1 parameter passing (default calling convention)
Use VC6.0 to create a new empty console application, create a new source file Main.c, write the following code, pay attention to debug compile, do not use release, lest the code by VC optimization, disassembly does not correspond.
int addint (int a, int b)
{
int c = a+b;
return c;
}
int main ()
{
int x = AddInt (1, 3);
return 0;
}
In the main function into the braces down, press F5 run, the program is broken, then press the combination of "alt+8", you can open the Disassembly window, each C statement the following lines are the corresponding assembly code.
7: int main ()
8: {
00401060 push ebp
00401061 mov ebp,esp
00401063 Sub esp,44h
00401066 push ebx
00401067 push esi
00401068 Push EDI
00401069 Lea edi,[ebp-44h]
0040106C mov ecx,11h
00401071 mov eax,0cccccccch
00401076 Rep stos dword ptr [edi]
9: int x = AddInt (1, 3);
00401078 push 3
0040107A push 1
0040107C call @ILT +0 (addint) (00401005)
00401081 Add esp,8
00401084 mov dword ptr [Ebp-4],eax
: Return 0;
00401087 xor eax,eax
:
00401089 pop edi
0040108A pop ESI
0040108B pop ebx
0040108C add esp,44h
0040108F cmp ebp,esp
00401091 Call __chkesp (004010b0)
00401096 mov esp,ebp
00401098 pop EBP
00401099 ret
Other content for the time being not considered, we see 0040107C this sentence call @ILT +0 (addint) (00401005), it is called addint this function.

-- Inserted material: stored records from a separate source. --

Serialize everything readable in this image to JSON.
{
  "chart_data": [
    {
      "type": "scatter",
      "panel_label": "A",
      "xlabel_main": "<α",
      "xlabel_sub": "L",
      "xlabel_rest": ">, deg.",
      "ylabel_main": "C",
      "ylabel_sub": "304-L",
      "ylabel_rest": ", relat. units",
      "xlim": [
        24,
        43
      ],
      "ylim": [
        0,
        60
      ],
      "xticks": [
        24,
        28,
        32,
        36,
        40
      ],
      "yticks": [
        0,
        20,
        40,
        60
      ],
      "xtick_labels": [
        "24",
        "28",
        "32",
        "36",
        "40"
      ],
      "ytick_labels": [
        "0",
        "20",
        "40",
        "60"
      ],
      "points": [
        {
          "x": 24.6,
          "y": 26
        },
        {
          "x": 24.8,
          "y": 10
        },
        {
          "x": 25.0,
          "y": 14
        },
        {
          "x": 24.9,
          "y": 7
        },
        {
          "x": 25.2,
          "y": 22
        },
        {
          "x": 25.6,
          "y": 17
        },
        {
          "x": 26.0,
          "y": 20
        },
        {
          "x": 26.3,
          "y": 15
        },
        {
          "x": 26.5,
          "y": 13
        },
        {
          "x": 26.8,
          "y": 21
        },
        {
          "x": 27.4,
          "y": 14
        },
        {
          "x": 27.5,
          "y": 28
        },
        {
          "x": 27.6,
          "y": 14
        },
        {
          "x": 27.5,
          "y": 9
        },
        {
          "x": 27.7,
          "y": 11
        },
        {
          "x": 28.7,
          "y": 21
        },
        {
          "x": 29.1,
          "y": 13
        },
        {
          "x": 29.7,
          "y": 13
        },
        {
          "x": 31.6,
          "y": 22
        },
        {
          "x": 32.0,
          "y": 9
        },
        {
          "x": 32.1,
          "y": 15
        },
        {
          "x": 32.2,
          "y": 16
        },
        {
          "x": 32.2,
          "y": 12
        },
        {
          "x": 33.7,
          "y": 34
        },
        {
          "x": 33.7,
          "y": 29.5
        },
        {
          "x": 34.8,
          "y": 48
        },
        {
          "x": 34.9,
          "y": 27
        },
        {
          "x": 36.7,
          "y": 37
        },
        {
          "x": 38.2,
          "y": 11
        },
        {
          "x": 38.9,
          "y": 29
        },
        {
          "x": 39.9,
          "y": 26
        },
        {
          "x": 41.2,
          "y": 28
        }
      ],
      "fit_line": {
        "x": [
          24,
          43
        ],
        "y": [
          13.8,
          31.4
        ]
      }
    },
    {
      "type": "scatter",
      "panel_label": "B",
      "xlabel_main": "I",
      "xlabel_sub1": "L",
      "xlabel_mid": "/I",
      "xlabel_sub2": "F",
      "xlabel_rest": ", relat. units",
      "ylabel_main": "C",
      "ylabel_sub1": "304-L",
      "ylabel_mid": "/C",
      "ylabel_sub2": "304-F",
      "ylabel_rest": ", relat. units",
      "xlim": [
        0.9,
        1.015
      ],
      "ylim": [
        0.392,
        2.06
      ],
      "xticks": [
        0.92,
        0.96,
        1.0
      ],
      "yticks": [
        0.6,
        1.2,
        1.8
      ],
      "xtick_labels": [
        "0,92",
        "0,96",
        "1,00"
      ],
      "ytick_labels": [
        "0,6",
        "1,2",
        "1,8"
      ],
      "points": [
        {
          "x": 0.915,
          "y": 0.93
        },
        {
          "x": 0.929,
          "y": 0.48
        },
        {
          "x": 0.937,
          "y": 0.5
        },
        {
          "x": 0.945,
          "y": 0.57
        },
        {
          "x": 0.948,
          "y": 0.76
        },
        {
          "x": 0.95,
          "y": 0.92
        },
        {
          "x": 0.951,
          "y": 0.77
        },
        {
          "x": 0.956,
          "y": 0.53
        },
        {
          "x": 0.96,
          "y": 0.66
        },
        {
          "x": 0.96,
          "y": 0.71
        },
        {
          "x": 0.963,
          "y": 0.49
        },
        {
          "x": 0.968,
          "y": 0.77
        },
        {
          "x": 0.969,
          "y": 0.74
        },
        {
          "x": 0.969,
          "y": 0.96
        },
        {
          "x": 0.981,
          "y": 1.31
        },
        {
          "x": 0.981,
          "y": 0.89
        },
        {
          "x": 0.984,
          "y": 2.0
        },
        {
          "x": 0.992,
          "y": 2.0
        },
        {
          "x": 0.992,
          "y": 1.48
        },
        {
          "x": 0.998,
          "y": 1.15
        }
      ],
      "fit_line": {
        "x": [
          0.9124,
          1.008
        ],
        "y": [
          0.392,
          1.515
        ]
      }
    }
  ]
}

There are two key statements before the call:
00401078 push 3
0040107A push 1
As you can see, when the default function call is used, the arguments are passed through the stack and are pushed from right to left in the stack.
After the call:
00401081 Add esp,8
This is to balance the stack, because the argument just entered the stack is two integer number, the top of the stack moved 8 bytes, so here ESP plus 8, keep the stack balance. 2 preservation of the return value
In the program in the previous section, place the breakpoint at the AddInt function:
F5 run off, press "Alt+f8" to open the Disassembly window
1: int addint (int a,int b)
2: {
00401020 push ebp
00401021 mov ebp,esp
00401023 Sub esp,44h
00401026 push ebx
00401027 push esi
00401028 push EDI
00401029 Lea edi,[ebp-44h]
0040102C mov ecx,11h
00401031 mov eax,0cccccccch
00401036 Rep stos dword ptr [edi]
3: int c = a+b;
00401038 mov eax,dword ptr [ebp+8]
0040103B add eax,dword ptr [ebp+0ch]
0040103E mov dword ptr [Ebp-4],eax
4: Return C;
00401041 mov eax,dword ptr [ebp-4]
5: }
00401044 pop edi
00401045 Pop esi
00401046 pop ebx
00401047 mov esp,ebp
00401049 pop EBP
0040104A ret
Let's look at the assembly code at the end of the function return:
4: Return C;
00401041 mov eax,dword ptr [ebp-4]
This is to save the result of the a+b in the address of [ebp-4] to the register EAX. So, we can know that the return value of the function is saved in eax, and basically this is how the function passes the return value.